Un de ceux-ci fut la manifestation qui eut lieu à Saint-Pétersbourg le dimanche 22 janvier 195, quand des milliers d’ouvriers, rangés pacifiquement derrière des images religieuses, apportèrent une humble supplique au Tsar Nicolas II. Personne ne pouvait imaginer que derrière ces images sacrées il y eût l’ombre menaçante de la révolution qui avançait d’ouest vers l’est et qui dévoilerait peu de temps après toute sa fureur, provoquant dans l’espace d’une douzaine d’années la conquête du pouvoir en Russie par la classe ouvrière.
La dynamique historique, quand elle ne peut faire autrement, procède également ainsi: elle pousse en avant hommes et institutions vers des ruptures inconscientes mais irréparables à l’égard de toute une époque.

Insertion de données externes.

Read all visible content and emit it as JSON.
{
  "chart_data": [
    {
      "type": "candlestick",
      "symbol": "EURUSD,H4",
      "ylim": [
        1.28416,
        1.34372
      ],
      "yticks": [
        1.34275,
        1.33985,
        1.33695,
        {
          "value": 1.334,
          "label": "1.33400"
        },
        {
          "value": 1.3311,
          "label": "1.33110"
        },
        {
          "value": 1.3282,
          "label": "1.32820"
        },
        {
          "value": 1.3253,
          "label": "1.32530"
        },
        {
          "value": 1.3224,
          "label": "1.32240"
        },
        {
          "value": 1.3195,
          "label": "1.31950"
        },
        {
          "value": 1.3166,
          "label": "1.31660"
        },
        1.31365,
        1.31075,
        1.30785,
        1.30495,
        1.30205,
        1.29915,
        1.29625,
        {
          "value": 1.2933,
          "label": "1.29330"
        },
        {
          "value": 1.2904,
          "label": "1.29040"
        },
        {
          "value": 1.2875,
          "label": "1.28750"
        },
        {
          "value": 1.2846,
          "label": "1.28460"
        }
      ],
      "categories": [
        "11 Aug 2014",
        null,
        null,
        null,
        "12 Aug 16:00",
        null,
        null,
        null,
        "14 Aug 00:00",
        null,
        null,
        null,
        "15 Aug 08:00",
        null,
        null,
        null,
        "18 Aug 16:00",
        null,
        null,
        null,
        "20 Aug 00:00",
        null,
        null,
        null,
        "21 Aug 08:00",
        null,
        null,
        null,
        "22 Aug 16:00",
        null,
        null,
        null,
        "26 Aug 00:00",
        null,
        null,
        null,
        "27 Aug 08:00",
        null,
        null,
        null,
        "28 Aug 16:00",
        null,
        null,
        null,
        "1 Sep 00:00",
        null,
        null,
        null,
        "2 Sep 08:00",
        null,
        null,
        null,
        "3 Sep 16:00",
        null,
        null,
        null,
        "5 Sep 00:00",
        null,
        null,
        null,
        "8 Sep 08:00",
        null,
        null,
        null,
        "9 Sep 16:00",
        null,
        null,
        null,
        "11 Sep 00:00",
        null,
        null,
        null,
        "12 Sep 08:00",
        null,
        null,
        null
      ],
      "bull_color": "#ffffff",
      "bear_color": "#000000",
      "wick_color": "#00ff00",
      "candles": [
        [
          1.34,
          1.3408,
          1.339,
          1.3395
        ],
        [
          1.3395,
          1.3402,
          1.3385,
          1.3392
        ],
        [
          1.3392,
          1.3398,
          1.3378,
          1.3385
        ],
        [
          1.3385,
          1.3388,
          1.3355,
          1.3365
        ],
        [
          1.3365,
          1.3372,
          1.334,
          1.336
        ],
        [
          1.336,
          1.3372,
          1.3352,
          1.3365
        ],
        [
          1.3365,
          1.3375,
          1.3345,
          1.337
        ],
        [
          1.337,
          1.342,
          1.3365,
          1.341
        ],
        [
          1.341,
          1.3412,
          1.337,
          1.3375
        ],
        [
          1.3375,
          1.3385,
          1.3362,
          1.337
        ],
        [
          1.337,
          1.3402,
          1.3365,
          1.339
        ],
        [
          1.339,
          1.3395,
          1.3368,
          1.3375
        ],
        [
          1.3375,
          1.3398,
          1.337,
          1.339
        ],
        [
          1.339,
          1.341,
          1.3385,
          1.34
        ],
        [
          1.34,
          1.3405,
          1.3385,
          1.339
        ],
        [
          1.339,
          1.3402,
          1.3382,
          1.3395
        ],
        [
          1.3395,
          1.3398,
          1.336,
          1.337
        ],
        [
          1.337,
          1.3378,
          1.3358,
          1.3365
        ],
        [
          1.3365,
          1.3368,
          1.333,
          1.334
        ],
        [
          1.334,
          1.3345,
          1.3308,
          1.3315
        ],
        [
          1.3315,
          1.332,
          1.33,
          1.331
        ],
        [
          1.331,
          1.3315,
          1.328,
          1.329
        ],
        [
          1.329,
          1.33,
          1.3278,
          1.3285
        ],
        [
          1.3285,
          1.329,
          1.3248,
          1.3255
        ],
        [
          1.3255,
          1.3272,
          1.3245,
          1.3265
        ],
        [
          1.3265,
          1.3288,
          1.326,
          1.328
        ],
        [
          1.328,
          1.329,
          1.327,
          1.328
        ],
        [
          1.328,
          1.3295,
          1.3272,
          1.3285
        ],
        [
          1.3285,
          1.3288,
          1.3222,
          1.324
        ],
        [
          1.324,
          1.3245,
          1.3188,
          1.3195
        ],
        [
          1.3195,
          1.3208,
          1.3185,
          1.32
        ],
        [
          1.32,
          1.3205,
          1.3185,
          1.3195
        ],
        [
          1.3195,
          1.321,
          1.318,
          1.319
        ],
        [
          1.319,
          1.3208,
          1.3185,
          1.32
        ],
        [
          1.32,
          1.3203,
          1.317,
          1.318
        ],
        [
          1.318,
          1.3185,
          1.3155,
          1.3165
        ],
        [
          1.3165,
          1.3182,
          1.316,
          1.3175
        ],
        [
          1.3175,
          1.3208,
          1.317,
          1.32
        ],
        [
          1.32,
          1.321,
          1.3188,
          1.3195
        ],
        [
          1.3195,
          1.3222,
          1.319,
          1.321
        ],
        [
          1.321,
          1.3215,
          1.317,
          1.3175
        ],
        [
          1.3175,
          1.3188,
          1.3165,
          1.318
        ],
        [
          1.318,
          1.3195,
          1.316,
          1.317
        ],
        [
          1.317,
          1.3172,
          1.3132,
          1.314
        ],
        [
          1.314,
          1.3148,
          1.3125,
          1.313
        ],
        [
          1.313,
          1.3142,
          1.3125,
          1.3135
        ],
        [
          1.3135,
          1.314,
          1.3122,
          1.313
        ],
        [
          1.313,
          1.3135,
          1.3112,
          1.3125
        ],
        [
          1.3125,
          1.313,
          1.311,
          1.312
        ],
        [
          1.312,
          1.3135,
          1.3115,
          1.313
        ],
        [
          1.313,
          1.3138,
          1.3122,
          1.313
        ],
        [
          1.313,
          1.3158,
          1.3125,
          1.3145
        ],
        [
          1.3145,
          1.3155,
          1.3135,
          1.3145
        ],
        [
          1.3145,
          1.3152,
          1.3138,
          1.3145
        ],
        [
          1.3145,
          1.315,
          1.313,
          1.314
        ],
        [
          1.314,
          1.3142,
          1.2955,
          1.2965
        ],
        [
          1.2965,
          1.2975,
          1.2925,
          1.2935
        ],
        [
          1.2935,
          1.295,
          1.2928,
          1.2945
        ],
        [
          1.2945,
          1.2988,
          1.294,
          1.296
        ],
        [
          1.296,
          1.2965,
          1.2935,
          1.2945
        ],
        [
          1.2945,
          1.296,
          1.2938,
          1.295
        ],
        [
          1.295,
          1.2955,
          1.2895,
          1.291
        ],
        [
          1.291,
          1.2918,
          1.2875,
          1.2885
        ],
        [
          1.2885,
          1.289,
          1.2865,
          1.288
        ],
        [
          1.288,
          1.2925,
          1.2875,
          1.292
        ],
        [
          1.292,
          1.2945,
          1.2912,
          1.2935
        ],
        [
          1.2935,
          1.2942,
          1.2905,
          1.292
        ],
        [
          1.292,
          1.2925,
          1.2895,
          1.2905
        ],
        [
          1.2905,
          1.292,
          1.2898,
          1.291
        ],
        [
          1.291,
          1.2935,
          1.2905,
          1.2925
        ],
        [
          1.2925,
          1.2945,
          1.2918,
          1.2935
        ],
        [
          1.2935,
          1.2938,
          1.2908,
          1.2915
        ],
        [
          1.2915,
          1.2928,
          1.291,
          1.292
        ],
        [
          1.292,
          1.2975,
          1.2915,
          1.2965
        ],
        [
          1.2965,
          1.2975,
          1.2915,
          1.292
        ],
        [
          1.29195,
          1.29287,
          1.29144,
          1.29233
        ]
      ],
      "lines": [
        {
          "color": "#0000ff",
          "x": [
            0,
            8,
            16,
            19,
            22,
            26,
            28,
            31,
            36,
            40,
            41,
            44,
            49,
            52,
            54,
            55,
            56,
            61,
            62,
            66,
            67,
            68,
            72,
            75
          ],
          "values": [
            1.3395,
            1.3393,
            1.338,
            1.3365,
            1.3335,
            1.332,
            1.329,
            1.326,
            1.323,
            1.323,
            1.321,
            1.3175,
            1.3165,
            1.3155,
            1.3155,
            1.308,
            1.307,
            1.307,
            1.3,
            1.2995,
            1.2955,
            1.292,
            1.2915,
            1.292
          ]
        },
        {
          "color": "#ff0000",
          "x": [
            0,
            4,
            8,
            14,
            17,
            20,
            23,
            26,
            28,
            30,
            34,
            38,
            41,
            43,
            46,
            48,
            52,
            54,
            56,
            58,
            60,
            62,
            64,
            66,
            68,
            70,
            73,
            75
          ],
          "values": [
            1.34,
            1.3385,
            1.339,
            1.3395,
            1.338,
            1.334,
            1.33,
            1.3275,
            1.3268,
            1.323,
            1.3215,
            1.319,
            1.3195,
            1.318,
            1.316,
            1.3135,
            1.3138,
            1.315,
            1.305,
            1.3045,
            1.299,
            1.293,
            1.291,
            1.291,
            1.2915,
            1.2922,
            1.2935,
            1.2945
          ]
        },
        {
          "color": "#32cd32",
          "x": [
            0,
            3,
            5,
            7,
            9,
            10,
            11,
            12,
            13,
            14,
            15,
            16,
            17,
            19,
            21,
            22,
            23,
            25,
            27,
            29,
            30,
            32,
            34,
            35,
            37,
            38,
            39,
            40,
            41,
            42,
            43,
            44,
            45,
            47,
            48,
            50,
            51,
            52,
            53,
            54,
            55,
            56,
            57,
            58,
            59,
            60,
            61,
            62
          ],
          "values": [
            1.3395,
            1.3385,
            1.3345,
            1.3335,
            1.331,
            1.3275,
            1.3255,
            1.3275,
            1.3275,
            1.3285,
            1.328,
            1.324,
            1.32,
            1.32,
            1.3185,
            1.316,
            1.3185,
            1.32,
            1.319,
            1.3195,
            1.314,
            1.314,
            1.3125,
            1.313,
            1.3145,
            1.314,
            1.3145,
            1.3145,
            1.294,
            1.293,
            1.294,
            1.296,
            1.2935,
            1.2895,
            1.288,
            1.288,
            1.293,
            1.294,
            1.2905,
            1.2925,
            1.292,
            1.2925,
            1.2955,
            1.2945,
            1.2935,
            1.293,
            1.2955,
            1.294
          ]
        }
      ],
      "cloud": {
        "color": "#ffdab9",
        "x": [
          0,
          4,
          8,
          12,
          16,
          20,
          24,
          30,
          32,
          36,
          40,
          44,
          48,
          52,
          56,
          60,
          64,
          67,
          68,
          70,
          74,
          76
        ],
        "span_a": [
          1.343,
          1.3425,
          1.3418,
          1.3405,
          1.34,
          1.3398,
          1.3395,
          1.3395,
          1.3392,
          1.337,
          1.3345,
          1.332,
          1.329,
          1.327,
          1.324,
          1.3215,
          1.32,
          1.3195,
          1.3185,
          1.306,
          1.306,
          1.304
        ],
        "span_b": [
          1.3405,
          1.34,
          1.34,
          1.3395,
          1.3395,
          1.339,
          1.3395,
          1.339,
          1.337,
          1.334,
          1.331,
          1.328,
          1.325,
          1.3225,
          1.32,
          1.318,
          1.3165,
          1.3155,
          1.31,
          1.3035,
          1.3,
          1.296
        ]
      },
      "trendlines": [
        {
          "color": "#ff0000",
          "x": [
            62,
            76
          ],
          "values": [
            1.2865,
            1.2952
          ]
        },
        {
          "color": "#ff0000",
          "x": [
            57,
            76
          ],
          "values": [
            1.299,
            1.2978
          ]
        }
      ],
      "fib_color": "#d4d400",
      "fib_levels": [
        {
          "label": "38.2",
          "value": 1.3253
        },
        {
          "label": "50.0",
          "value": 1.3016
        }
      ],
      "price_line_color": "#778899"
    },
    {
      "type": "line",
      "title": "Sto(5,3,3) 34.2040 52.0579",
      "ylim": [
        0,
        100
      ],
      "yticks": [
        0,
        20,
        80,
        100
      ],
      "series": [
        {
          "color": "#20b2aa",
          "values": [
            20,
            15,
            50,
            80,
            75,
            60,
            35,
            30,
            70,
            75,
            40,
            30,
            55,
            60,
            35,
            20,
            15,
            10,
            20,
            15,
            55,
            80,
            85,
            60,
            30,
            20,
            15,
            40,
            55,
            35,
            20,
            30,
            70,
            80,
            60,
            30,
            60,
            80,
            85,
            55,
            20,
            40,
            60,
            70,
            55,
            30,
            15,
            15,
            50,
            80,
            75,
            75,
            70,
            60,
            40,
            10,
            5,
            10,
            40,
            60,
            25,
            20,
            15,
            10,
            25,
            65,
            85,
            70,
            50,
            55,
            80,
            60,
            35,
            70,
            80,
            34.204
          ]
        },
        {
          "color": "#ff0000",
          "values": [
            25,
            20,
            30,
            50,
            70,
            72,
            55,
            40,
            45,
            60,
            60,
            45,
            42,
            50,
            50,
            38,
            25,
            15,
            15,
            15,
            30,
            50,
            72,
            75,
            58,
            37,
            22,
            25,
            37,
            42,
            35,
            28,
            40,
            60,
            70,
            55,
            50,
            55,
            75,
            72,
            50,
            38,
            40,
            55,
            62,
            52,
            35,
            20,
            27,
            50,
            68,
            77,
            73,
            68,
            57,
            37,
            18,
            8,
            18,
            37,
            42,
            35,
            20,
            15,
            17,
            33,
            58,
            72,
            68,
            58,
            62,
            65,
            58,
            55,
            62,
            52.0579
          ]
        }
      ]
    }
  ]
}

Si nous disions aujourd’hui que derrière le mouvement Occupy, né il y a sept mois à Zuccotti Park, agit, quand bien même à l’insu des militants particuliers, rien moins que la révolution mondiale, nous susciterions sûrement de gros rires dans le mouvement antagonique au nôtre, entièrement déséquilibré vers le front idéologique et nu sur celui des résultats pratiques que le mouvement réel est en train d’obtenir. Il est significatif au contraire que la même affirmation provoquerait moins de perplexité à l’intérieur du mouvement américain lui-même: "the only solution is World Revolution" (home page du site occupywallst.org).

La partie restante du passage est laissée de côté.